Esa noche, cuando le contesté la llamada, Karen gritaba con desesperación. Tanto que apenas podía entenderla. “¡¿Dónde estás, qué demontre te pasa?!”, le exclamaba preocupada. “¡Por fin, alguien contesta, coño! ¡Estoy guiando a 80 millas! ¡Te juro que me persiguen!”, lloraba Karen. “¡¿Quién, quién te persigue?!” “¡No sé, un carro negro con cristales ahumado! ¡Ayúdame!” “Pero, ¿no reconoces el auto?” “¡No, ayúdame! ¿Qué hago?” “Karen, cógelo con calma. Reduce la velocidad, para empezar. Esto es lo que vas a hacer: Llega cuanto antes al cuartel de la Policía más cercano.” “¿Cómo? ¡Ni siquiera sé dónde hay un cuartel!” “Pero no te bajes ni vayas a hacer una querella. Tan pronto veas que él lo sigue de largo, inmediatamente sal, pero dirígete a mi casa. Te voy a estar esperando con el portón de la marquesina abierto para que entres cuanto antes.” Cuando llegó a mi casa, tenía el pelo mojado de tanto que sudaba. Lloraba, le fallaba la respiración. “Karen, no es para tanto. A lo mejor ni siquiera te perseguía. Puede que hasta por pura casualidad se haya estado dirigiendo casi al mismo lugar que tú”. “No me equivoco, me perseguía, me estaba persiguiendo.”, decía temblando, sentada sobre el sofá.
La insté a darse un baño para relajarse, mientras yo le preparaba una sopa. Le presté un pijama. Me pidió un chocolate caliente y con gusto se lo hice también. Veíamos una película, pero al poco tiempo noté que se había quedado dormida. Así que comencé a hablarle al sub consciente de mi amiga (si es que esas teorías son ciertas). “Amiguita linda, eso que te perseguía no era nadie más que la conciencia.
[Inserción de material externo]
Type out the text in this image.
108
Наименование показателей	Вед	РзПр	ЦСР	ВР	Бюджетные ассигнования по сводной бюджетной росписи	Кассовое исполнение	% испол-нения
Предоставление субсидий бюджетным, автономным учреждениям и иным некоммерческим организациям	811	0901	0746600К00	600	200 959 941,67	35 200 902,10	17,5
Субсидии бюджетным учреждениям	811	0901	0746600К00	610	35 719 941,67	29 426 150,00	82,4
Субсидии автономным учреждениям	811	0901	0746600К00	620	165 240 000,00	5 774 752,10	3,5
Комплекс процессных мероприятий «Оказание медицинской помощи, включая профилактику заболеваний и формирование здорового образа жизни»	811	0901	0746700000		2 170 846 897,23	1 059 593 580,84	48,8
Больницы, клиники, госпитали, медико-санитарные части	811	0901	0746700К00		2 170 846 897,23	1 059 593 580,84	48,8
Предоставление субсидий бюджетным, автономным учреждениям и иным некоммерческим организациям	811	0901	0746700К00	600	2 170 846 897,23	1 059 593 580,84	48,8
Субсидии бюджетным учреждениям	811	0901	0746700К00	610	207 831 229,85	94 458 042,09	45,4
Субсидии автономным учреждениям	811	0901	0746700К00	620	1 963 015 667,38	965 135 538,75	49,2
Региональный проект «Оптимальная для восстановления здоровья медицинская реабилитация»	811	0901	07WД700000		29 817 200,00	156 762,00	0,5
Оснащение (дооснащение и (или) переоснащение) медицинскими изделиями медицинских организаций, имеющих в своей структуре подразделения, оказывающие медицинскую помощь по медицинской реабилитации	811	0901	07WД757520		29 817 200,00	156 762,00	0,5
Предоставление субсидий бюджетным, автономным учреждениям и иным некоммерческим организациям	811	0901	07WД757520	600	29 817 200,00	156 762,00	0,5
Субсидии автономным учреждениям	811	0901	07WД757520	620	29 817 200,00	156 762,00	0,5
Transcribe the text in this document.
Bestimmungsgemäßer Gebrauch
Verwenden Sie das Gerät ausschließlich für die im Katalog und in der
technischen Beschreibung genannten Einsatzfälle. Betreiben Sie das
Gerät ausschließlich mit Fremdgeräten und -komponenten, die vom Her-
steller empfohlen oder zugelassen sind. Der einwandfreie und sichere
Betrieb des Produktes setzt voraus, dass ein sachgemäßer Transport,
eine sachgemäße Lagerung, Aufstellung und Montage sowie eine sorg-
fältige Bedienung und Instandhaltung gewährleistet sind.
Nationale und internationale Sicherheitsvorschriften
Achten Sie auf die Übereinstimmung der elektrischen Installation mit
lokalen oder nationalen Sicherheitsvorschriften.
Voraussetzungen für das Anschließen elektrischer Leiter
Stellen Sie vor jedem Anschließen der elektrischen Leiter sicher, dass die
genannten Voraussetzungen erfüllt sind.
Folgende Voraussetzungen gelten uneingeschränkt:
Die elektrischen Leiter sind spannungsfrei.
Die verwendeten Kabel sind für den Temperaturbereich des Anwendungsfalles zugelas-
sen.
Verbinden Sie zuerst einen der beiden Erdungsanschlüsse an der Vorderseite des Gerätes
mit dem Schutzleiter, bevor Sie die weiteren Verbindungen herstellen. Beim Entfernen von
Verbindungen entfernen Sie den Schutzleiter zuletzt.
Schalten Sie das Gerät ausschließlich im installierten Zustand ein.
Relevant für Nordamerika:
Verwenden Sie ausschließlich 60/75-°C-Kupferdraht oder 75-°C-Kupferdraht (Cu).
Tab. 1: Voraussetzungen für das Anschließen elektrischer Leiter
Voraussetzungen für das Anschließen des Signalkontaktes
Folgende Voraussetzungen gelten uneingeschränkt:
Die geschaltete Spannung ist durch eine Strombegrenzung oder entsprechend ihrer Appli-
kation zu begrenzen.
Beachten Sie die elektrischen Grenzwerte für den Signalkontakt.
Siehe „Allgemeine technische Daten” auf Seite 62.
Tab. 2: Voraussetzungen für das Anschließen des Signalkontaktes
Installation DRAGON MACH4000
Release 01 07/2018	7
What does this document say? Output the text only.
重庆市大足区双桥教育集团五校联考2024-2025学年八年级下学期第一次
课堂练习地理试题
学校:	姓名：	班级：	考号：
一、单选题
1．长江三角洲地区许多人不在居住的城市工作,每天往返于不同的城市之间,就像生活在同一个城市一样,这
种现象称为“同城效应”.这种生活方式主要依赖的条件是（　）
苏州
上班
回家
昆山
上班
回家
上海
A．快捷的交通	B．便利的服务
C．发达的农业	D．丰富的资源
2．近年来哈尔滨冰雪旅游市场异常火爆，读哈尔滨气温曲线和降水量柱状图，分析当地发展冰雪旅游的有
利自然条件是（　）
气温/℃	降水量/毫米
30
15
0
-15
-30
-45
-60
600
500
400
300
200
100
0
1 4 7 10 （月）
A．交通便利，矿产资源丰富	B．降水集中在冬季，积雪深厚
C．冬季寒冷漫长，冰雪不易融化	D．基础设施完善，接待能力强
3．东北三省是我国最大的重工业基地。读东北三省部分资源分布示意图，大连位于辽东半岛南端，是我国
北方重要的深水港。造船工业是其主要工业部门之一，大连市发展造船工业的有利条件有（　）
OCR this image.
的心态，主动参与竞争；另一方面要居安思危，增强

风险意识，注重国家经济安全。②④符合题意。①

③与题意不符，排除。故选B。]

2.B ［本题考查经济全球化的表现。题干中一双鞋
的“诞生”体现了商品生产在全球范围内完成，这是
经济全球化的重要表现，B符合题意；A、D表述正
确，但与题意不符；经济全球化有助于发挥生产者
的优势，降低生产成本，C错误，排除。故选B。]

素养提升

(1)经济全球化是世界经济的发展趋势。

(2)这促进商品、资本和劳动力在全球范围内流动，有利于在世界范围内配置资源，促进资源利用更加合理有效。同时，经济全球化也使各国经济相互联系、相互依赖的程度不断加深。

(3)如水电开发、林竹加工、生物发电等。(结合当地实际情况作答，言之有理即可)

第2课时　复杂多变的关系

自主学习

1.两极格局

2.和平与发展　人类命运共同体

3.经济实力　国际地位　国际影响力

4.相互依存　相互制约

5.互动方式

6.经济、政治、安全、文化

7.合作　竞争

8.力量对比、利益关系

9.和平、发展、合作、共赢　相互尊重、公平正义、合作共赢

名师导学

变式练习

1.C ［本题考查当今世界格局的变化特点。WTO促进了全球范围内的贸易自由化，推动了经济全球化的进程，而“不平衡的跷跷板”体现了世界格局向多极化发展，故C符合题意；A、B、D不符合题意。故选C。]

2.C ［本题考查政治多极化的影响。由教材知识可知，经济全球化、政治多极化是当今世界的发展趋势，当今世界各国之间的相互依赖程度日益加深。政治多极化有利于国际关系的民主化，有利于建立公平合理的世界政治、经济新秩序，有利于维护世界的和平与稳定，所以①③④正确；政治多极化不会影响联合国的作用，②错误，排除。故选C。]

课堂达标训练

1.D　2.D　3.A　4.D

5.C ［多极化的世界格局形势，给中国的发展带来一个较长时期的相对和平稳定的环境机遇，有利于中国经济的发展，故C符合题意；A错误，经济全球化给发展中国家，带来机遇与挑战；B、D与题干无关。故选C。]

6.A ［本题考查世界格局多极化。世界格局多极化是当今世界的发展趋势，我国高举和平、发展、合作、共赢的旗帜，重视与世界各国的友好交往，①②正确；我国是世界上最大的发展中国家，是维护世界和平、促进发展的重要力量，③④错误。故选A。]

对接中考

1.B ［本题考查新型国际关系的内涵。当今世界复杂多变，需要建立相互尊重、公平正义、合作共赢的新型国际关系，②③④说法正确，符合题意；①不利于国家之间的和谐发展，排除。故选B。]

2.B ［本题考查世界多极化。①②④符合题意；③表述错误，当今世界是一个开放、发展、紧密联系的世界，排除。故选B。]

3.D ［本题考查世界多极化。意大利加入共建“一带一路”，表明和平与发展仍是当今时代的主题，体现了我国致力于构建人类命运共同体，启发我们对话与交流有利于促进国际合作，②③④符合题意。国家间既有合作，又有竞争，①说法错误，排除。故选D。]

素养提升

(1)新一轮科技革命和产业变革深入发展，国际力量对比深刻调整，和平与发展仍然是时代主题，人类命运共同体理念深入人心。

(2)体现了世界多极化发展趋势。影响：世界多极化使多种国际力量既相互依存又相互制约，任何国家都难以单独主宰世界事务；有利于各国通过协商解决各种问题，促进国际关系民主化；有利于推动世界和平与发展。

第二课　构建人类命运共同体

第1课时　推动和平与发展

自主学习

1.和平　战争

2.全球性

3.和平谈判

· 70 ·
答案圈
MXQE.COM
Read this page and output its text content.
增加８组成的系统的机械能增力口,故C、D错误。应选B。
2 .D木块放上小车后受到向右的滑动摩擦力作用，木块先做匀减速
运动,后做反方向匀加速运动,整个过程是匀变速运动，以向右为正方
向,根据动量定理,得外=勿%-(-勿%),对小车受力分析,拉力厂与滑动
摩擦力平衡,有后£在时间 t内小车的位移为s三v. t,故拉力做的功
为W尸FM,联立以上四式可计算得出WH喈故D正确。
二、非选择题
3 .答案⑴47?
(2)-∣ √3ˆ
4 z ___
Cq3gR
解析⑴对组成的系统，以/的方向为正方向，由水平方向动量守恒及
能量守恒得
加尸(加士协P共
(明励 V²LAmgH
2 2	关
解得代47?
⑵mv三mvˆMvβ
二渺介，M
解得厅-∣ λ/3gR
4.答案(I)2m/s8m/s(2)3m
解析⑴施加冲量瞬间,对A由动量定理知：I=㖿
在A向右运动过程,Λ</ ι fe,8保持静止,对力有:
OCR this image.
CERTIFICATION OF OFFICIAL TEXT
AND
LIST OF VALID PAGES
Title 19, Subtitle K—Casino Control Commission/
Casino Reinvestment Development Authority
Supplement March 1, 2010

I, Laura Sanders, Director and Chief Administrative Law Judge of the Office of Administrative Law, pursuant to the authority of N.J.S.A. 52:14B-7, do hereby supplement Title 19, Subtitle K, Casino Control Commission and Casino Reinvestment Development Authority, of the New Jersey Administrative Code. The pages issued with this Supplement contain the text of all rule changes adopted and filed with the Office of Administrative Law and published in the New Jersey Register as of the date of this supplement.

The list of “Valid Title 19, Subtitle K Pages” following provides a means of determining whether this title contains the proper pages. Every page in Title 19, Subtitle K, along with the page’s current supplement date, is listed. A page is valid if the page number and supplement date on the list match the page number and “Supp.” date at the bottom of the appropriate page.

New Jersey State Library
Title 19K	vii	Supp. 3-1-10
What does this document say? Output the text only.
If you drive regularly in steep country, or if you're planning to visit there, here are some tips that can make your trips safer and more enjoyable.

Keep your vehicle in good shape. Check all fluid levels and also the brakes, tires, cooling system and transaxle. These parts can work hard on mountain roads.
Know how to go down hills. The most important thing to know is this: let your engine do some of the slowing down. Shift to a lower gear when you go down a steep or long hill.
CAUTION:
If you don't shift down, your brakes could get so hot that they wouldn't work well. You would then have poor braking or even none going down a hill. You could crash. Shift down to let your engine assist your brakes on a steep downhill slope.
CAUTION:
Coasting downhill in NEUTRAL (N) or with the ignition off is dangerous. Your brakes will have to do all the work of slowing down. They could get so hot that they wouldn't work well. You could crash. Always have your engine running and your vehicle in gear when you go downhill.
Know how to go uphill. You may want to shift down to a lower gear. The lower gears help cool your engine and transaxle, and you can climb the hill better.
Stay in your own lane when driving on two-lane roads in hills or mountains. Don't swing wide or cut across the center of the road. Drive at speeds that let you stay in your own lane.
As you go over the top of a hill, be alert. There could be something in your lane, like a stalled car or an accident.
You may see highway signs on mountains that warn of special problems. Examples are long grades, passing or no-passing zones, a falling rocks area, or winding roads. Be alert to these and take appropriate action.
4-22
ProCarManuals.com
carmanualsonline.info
Si amiga querida, eso existe, se llama remordimiento. ¡Qué cosa, como te tiene tu propia mente! ¿Paranoia? No, ni tanto, mi cielo, tú no estás tan loca. Ay, amiguita. ¿Desde cuándo somos amigas? Y nunca te he había socorrido de una mala situación como lo hice hoy. Lo hice porque soy tu amiga, tu mejor amiga. ¿Sabes? Nunca te diría lo que estoy a punto de decirte ahora si no es porque estuvieras dormida. Karen, me temo que: 1) Jamás se te irá esa sensación de que te persiguen porque estás predispuesta a creer que te van a sorprender. 2) Algún día, en efecto, te sorprenderán o te saldrá muy mal alguna de tus jugadas. Por eso temo por tu vida, porque creo que morirás comoquiera. 3) Y tres, y tres, y tres… Nunca te van a publicar la Antología, nunca vas a ser una escritora reconocida, a menos que yo haga esto, y mueras.”
Karen abrió los ojos, como si me viniera escuchando desde hace mucho. Trató de zafarse de mí, pero yo estaba determinada a no dejarla ir. No sé cómo, pero de un brincó me salí del sofá sin dejarla caer a ella. Entonces me precipité hacia ella con euforia y adrenalina. La sostuve por el cuello, lo presioné, lo apreté, lo trituré, la empujaba hacia los cojines, puse el peso de mi cuerpo sobre su cuello. Ella pataleteaba, tiraba puños al aire, me trataba de empujar, decía que no con la cabeza, abría los ojos como tiburón enfurecido. Se ponía roja, lila, gris, amarilla, blanca… Le faltaba el aire, perdía resistencia y coraje. Se arruinó su expresión. Y entonces le prometí por la amistad que nos une: “Ahora sí serás una escritora famosa. Pero, ¡que tonta soy! No se me ocurrió preguntarte antes: ¿Dónde guardas tus escritos?